Borsalarda kısa sürede tarihin en büyük kayıpları mart ayında yaşandı. İnsanlar aniden virüsün onları doğrudan etkileyebileceğini fark etti.
Borsada kendini gösteren panik, süpermarketlerde farklı bir boyutta satın alma ile aynı anda sürdü. Bu aşamada hisselerin fiyatı beklenenden hızlı geriledi. Dow Jones Sanayi Endeksi’nin en kötü ikinci günü 16 Mart’ta gerçekleşti; ABD endekslerinin en kötü 15 gününden üçü 9-16 Mart tarihleri arasında gerçekleşti. Çok fazla borcu ve nakit sıkıntısı olan şirketler hızla gerilerken, yatırım ve emeklilik fonları hisse oranlarını azalttı. Yabancılar hisse satışı yaptı.
Finansal piyasalarda oynaklığın artması hem kurumsal hem bireysel yatırımcıları ürkütmüş durumda.
Bir süre bekle gör eğilimi hakim olabilir. Mayıs ayındaki normalleşme çabalarının etkileri görülmek istenecek. Bu süreç içerisinde para değerli metal altında park edebilir.
Oynaklık arttı
Kovid-19 virüsü yatırımcılar için belirsizliği ve yeni bir riski temsil ediyor. Bu nedenle, yatırımcı davranışlarında olağan dışı hareketlere neden olabiliyor. Oynaklık arttı. Ancak oynaklığa ve paniğe rağmen, makul ekonomik beklentiler şirketlerin hisse senedi fiyatlarına yansıyabiliyor. Bu olağandışı süreç yatırımcılara oynaklıkların yüksek olduğu dönemde panik yapmamaları gerektiğini bir kez daha öğretiyor.
AYLIK Enflasyon %0.85
Tüketici Fiyat Endeksi (TÜFE) nisanda aylık bazda yüzde 0.85, Yurt İçi Üretici Fiyat Endeksi (Yİ-ÜFE) yüzde 1.28 artış gösterdi. Yıllık enflasyon tüketici fiyatlarında yüzde 10.94, yurt içi üretici fiyatlarında yüzde 6.71 oldu. Türkiye İstatistik Kurumu (TÜİK) verilerine göre, nisan itibarıyla 12 aylık ortalamalar dikkate alındığında, tüketici fiyatları yüzde 12.66, yurt içi üretici fiyatları yüzde 10.87 arttı.

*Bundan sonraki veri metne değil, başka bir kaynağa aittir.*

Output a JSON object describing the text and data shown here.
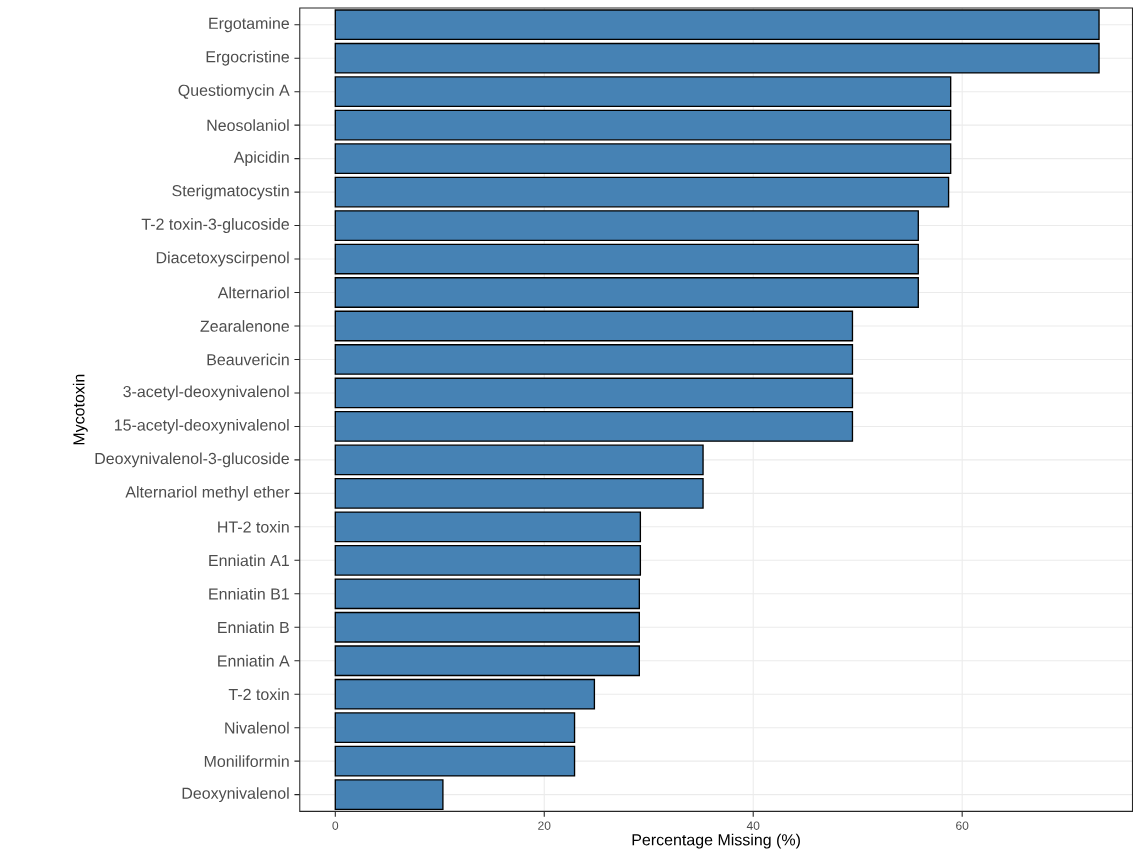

Yİ-ÜFE, kapsamında enflasyon madencilik ve taş ocakçılığında yüzde 7.44, imalatta yüzde 6.27, elektrik, gaz üretimi ve dağıtımında yüzde 12.86, su temininde yüzde 4.57 arttı. TÜFE kapsamında da aylık bazda en yüksek artış yüzde 4.66 ile çeşitli mal ve hizmetlerde kaydedildi. Onu yüzde 4.08 ile giyim ve ayakkabı, yüzde 2.53 ile gıda ve alkolsüz içecekler takip etti. En fazla düşüş gösteren ise yüzde 1.83 ile ulaştırma oldu.
Tüketici fiyatları bazında nisanda en yüksek fiyat artışı yüzde 46.18 ile sarımsakta gerçekleşirken, en çok ucuzlayan ürün yüzde 43.57 ile patlıcan oldu.
Dolarda kritik eşik
Dolar kuru için kritik eşiklerdeyiz. Bu fiyatlar artık aşırı değerlenmenin olduğu seviyeler. Yatırımcıların dolar/TL’nin önümüzdeki dönemde düşüş eğilimine girme ihtimaline inanmaları dolar mevduatlarının bozulmasını sağlayabilir. Yabancıların borsadaki payları dip seviyelerde ve bir süre daha olmayabilirler. Bu ortamda yerli kurumsal yatırımcıların önemi artıyor.
Piyasalardaki aşırı volatil ortamı yerli kurumsal yatırımcılar dengeleyebilir. Hisselerde seçici hareketlerle dengeler kurulacaktır. Altın, pandemi etkisi netleşinceye kadar yatırımcıların öncelikleri arasında yer almaya devam edecek.